In the study, the researchers used a mathematical model to test how the slime mold would react to changing environments. To do this, a maze was created with two alternate pathways connecting two food sources. The researchers then used intermittent exposure to visible light, which slime molds try to avoid, as "noise" to see how the slime mold would react. In this environment, the model predicted that the slime mold was able to find an optimal physical distribution through the maze that balances its needs for chemical communication, food absorption, and avoidance of the light.

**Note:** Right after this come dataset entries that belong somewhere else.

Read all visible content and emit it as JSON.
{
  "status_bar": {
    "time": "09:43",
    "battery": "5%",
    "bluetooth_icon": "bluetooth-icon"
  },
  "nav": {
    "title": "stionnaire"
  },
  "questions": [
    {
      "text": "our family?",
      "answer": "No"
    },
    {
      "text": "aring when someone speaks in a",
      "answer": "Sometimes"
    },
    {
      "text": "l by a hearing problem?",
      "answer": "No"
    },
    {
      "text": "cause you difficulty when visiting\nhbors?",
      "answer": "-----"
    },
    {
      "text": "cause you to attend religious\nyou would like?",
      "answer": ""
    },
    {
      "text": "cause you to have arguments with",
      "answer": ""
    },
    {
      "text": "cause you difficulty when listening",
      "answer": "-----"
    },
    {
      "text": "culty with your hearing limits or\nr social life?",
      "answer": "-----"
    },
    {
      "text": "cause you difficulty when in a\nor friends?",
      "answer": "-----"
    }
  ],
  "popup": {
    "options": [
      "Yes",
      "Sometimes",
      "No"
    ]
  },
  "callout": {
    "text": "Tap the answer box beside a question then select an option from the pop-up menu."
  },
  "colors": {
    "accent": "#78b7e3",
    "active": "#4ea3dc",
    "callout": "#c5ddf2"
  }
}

This paper builds on observations of slime molds foraging in stable environments, and extends research insights by proposing how a dynamic setting, one that mimics ever-changing conditions of the real world, may influence the adaptive abilities of this self-organized biological system. Further research is needed, but if this prediction is confirmed, the finding will align with mathematical properties that describe decision making in other self-organized social systems, such as bacterial and ant colonies, honey bee hives, and even human communities.
"Our work investigates decision making in the true slime mold, Physarum polycephalum, one of the most widely used model organism to study self-organization in biological systems," says Bernd Meyer. "It reveals that noise in self-organized decision making is a fundamental driver for the ability to flexibly adapt behavior in changing environments."